Incidence of brain gliomas is increasing

• ■Oligodendrocytic histology portends better survival compared with astrocytic histology, especially if 1p 19q deleted.
• ■Marginal improvement in survival of patients with high grade gliocytoma owing to complex mechanisms of tumor resistance and migration.
• ■Standard of care treatment for high-grade gliocytoma is maximum safe resection, followed by chemoradiotherapy and maintenance temozolomide.
• ■Patients with methylated MGMT promoter have a better prognosis.
• ■Optimizing adjuvant systemic therapy regimen is a potential strategy to improve outcomes in patients with unmethylated MGMT promoter.

Targeted therapy against several glioma signaling pathways may improve survival

• ■Addition of anti-VEGF and anti-integrin therapy to standard of care treatment currently tested in Phase III trial.
• ■Targeted therapy currently explored in clinical trials aims at both intra- and extra-cellular targets.

Imaging of gliomas cannot always discern radiation-induced tumor necrosis from tumor progression

• ■Radiolabeled amino acid tracers have increased sensitivity and specificity in diagnosing gliomas, as well as progression versus treatment-related effect.
• ■Methionine tracer has high uptake by tumor cells, as does O-(2-[18F]fluoroethyl)-l-tyrosine tracer (18F-FET).
• ■MET- and 18F-FET PET are increasingly used in a diagnostic and treatment planning capacity.

Intensity modulated radiotherapy is the most sophisticated way of delivering radiotherapy to gliomas

• ■Intensity modulated radiotherapy is optimized to protect adjacent brain parenchyma from high doses of radiotherapy while delivering adequate doses to the target area.
• ■The dose fall-off at the edge of treatment volume is more pronounced than with conventional three-dimensional conformal RT.

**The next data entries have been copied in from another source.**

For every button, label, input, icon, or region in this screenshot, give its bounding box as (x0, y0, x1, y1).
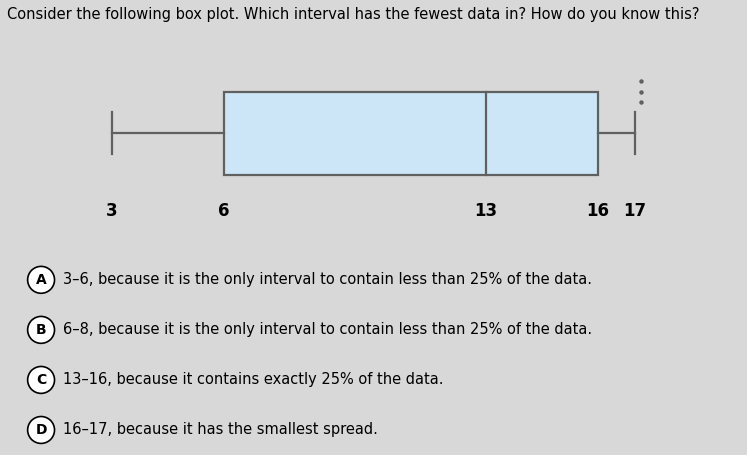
Text: 13–16, because it contains exactly 25% of the data.: 13–16, because it contains exactly 25% o… (63, 373, 444, 387)
Ellipse shape (28, 266, 55, 293)
Text: A: A (36, 273, 46, 287)
Text: 16–17, because it has the smallest spread.: 16–17, because it has the smallest sprea… (63, 423, 379, 437)
Ellipse shape (28, 316, 55, 344)
Text: 16: 16 (586, 202, 609, 221)
Text: 6–8, because it is the only interval to contain less than 25% of the data.: 6–8, because it is the only interval to … (63, 323, 592, 337)
Text: D: D (35, 423, 47, 437)
Text: C: C (36, 373, 46, 387)
Text: 17: 17 (624, 202, 646, 221)
Text: 6: 6 (218, 202, 230, 221)
Text: 3: 3 (106, 202, 118, 221)
Text: B: B (36, 323, 46, 337)
Bar (224, 91, 598, 175)
Ellipse shape (28, 416, 55, 444)
Text: 3–6, because it is the only interval to contain less than 25% of the data.: 3–6, because it is the only interval to … (63, 273, 592, 287)
Ellipse shape (28, 366, 55, 394)
Text: Consider the following box plot. Which interval has the fewest data in? How do y: Consider the following box plot. Which i… (7, 7, 700, 22)
Text: 13: 13 (474, 202, 497, 221)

Particle therapy currently tested in a limited number of centers

• ■Particle therapy has higher relative biological effectiveness, imparting a greater degree of irreparable DNA damage.
• ■Proton and carbon ion radiotherapy has the so-called Bragg peak, allowing for increase in energy deposition at the end of the beam's path.
• ■More sparing of unaffected organs/tissue at risk compared with photon therapy.
• ■May allow for for delivery of higher dose of radiation to the tumor, with reduced toxicity to surrounding tissue.

Conclusion

• ■Better understanding of pathways involved in gliomagenesis, invasion and treatment resistance will allow for better targeting.
• ■Greater characterization of epigenetic regulation may help elucidate additional mechanisms of resistance or sensitivity to therapy.
• ■The challenge before the scientific and clinical community will be to identify the key targets and formulate therapy accordingly, thereby foregoing the `one-size-fits-all' approach.
• ■Identifying the patient subsets that benefit from different targeted therapy will lead to more effective personalized therapy.